Department of Biomedical and Health Sciences, University of Vermont, 106 Carrigan Drive, 302 Rowell, VT, 04505, Burlington, USA.
Department of Biochemistry, University of Vermont, Burlington, VT, USA.
BMC Genomics. 2023 Jan 25;24(1):43. doi: 10.1186/s12864-023-09109-7.
Epigenomic profiling assays such as ChIP-seq have been widely used to map the genome-wide enrichment profiles of chromatin-associated proteins and posttranslational histone modifications. Sequencing depth is a key parameter in experimental design and quality control. However, due to variable sequencing depth requirements across experimental conditions, it can be challenging to determine optimal sequencing depth, particularly for projects involving multiple targets or cell types.

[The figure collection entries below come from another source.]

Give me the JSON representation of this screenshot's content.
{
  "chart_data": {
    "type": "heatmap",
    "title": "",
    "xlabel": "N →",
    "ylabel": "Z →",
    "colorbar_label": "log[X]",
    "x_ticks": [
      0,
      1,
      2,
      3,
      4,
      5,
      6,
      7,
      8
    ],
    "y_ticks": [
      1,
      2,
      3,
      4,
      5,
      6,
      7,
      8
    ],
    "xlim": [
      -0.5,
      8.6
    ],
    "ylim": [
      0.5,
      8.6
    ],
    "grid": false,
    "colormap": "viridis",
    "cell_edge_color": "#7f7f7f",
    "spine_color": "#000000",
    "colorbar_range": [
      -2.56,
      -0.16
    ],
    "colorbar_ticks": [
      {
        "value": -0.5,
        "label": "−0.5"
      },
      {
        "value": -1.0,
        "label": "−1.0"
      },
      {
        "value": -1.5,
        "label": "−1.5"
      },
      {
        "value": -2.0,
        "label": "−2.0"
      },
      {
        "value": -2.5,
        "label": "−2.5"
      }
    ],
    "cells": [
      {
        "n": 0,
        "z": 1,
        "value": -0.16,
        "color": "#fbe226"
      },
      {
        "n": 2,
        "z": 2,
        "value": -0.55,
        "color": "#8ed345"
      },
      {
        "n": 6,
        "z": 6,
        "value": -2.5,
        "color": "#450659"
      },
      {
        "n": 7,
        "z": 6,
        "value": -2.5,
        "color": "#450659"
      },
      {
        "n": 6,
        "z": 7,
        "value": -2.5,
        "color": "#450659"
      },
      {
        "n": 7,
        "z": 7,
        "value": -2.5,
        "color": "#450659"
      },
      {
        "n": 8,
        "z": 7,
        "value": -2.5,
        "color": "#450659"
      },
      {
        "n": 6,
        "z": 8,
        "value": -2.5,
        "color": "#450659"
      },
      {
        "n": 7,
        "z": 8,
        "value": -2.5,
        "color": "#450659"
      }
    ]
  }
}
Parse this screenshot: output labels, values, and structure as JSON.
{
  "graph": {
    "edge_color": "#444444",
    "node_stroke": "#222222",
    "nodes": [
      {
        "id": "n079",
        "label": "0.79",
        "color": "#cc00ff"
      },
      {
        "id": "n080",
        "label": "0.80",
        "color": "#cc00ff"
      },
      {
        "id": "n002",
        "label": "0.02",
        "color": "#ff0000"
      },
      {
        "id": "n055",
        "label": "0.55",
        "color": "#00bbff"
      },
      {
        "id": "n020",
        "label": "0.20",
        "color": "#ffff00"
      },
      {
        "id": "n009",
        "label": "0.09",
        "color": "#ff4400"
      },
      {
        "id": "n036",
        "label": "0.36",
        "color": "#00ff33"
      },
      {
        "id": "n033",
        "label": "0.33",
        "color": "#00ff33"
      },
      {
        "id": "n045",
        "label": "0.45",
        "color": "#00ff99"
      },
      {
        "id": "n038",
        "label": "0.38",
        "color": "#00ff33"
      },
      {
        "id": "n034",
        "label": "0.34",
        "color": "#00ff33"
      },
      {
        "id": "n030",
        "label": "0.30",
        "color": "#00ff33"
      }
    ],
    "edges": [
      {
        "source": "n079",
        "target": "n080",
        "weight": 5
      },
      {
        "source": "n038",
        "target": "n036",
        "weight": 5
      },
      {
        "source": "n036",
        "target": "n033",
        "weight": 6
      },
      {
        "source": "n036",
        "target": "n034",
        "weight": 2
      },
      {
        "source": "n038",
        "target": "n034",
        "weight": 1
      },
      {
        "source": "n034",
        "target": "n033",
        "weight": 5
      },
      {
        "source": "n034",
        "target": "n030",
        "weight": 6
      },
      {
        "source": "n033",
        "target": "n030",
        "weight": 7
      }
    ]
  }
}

We developed the peaksat R package to provide target read depth estimates for epigenomic experiments based on the analysis of peak saturation curves. We applied peaksat to establish the distinctive read depth requirements for ChIP-seq studies of histone modifications in different cell lines. Using peaksat, we were able to estimate the target read depth required per library to obtain high-quality peak calls for downstream analysis. In addition, peaksat was applied to other sequence-enrichment methods including CUT&RUN and ATAC-seq.

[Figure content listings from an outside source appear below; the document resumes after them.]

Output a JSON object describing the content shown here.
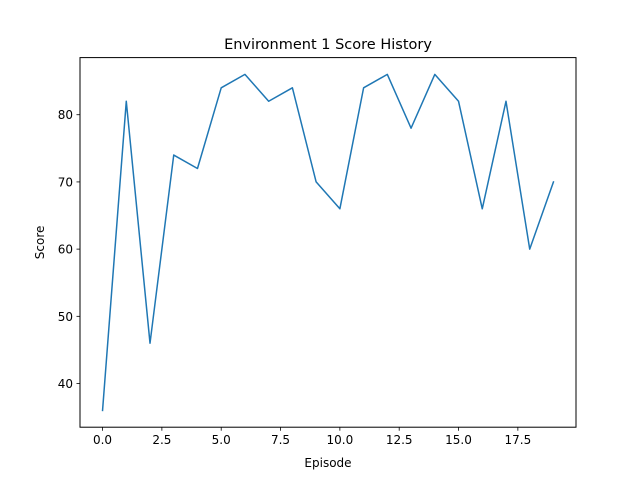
{
  "chart_data": {
    "type": "line",
    "title": "Environment 1 Score History",
    "xlabel": "Episode",
    "ylabel": "Score",
    "xlim": [
      -0.95,
      19.95
    ],
    "ylim": [
      33.5,
      88.5
    ],
    "xticks": [
      0.0,
      2.5,
      5.0,
      7.5,
      10.0,
      12.5,
      15.0,
      17.5
    ],
    "xtick_labels": [
      "0.0",
      "2.5",
      "5.0",
      "7.5",
      "10.0",
      "12.5",
      "15.0",
      "17.5"
    ],
    "yticks": [
      40,
      50,
      60,
      70,
      80
    ],
    "ytick_labels": [
      "40",
      "50",
      "60",
      "70",
      "80"
    ],
    "grid": false,
    "series": [
      {
        "color": "#1f77b4",
        "x": [
          0,
          1,
          2,
          3,
          4,
          5,
          6,
          7,
          8,
          9,
          10,
          11,
          12,
          13,
          14,
          15,
          16,
          17,
          18,
          19
        ],
        "values": [
          36,
          82,
          46,
          74,
          72,
          84,
          86,
          82,
          84,
          70,
          66,
          84,
          86,
          78,
          86,
          82,
          66,
          82,
          60,
          70
        ]
      }
    ]
  }
}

peaksat addresses a need for researchers to make informed decisions about whether their sequencing data has been generated to an adequate depth and subsequently sufficient meaningful peaks, and failing that, how many more reads would be required per library. peaksat is applicable to other sequence-based methods that include calling peaks in their analysis.

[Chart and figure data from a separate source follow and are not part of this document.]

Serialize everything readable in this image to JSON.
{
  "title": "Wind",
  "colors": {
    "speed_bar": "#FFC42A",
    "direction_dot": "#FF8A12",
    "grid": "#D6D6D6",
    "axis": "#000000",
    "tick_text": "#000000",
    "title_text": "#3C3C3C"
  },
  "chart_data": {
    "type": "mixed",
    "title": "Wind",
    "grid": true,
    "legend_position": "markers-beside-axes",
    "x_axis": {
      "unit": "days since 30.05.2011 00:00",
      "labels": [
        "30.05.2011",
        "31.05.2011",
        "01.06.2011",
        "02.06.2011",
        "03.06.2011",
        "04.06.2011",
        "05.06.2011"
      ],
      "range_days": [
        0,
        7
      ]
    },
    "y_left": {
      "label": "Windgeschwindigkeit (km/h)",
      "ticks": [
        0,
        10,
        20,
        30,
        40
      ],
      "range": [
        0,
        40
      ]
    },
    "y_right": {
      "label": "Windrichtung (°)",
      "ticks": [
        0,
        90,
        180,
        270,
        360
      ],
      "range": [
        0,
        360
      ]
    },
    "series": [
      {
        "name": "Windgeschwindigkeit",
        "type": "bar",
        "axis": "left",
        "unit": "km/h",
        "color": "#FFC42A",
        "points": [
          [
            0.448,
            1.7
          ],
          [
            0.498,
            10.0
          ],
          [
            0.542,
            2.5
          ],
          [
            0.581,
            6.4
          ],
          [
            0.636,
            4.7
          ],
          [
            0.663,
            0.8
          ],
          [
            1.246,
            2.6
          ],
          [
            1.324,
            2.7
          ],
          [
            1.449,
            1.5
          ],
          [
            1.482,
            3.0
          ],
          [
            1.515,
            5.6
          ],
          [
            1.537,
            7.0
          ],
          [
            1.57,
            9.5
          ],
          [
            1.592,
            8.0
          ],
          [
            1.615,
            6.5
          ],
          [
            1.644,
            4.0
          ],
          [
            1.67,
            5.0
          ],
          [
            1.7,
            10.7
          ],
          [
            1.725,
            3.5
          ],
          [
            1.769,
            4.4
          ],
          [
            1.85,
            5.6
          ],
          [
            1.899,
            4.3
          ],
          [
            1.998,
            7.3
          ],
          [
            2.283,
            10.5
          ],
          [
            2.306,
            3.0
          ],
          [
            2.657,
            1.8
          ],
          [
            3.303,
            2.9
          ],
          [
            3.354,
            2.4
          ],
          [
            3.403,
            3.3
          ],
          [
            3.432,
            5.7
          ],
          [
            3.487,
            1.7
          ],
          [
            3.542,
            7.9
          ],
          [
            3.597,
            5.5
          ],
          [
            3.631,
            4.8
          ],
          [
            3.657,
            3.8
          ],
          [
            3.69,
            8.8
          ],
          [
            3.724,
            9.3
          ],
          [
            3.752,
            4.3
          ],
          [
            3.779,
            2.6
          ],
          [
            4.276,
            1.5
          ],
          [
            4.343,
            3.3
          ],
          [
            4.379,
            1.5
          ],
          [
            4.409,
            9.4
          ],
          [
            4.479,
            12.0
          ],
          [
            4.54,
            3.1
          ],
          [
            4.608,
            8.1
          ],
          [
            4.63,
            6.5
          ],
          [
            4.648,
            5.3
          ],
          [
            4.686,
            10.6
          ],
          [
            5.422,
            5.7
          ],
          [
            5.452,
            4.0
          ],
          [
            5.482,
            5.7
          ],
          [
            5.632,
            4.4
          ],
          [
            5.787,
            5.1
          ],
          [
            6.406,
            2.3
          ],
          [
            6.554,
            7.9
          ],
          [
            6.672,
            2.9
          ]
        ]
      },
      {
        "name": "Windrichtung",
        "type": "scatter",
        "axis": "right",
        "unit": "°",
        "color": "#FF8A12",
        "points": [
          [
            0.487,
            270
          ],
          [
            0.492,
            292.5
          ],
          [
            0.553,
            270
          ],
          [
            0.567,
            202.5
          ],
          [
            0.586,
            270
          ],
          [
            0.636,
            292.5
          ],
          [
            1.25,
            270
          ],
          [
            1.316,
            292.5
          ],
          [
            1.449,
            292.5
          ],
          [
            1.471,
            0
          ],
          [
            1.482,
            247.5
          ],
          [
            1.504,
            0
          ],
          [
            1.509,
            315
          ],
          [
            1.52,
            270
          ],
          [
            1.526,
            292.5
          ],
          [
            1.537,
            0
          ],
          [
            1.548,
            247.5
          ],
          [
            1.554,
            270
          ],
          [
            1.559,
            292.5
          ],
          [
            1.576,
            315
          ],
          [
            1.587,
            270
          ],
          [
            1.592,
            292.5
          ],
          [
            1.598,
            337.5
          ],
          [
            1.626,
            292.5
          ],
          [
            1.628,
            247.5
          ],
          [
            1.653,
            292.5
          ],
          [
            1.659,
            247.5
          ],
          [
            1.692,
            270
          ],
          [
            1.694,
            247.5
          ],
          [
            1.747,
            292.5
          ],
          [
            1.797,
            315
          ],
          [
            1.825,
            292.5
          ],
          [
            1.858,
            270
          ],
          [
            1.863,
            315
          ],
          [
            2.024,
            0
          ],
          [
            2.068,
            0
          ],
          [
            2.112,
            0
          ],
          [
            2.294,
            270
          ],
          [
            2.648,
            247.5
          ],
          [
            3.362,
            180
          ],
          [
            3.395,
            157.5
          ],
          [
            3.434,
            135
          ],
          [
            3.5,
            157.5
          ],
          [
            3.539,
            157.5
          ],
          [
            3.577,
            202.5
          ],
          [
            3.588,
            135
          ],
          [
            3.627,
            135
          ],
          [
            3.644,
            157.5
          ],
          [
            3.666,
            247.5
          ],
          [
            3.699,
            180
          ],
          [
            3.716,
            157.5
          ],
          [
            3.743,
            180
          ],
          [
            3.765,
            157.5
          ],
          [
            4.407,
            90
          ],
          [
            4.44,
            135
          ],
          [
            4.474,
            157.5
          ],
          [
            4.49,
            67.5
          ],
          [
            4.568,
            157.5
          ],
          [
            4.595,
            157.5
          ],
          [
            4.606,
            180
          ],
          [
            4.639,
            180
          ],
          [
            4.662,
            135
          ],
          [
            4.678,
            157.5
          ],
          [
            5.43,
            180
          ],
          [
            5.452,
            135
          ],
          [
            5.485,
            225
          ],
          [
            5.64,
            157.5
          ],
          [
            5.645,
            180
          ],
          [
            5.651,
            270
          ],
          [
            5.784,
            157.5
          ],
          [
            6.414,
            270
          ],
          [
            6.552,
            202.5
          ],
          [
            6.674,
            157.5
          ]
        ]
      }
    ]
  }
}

ChIP-seq 等表观基因组分析技术已广泛用于绘制染色质相关蛋白和翻译后组蛋白修饰的全基因组富集图谱。测序深度是实验设计和质量控制的关键参数。然而,由于不同实验条件下的测序深度要求不同,确定最佳测序深度可能具有挑战性,特别是对于涉及多个目标或细胞类型的项目。
我们开发了 peaksat R 包,该包基于峰饱和曲线分析,为表观基因组实验提供目标读取深度估计。我们应用 peaksat 来确定不同细胞系中组蛋白修饰的 ChIP-seq 研究的独特读取深度要求。使用 peaksat,我们能够估计每个文库所需的目标读取深度,以获得下游分析的高质量峰调用。此外,peaksat 还应用于其他序列富集方法,包括 CUT&RUN 和 ATAC-seq。
peaksat 满足了研究人员对其测序数据是否已达到足够深度以及随后是否有足够有意义的峰的信息决策需求,如果没有,每个文库还需要多少个读取。peaksat 适用于其他包括在其分析中调用峰的基于序列的方法。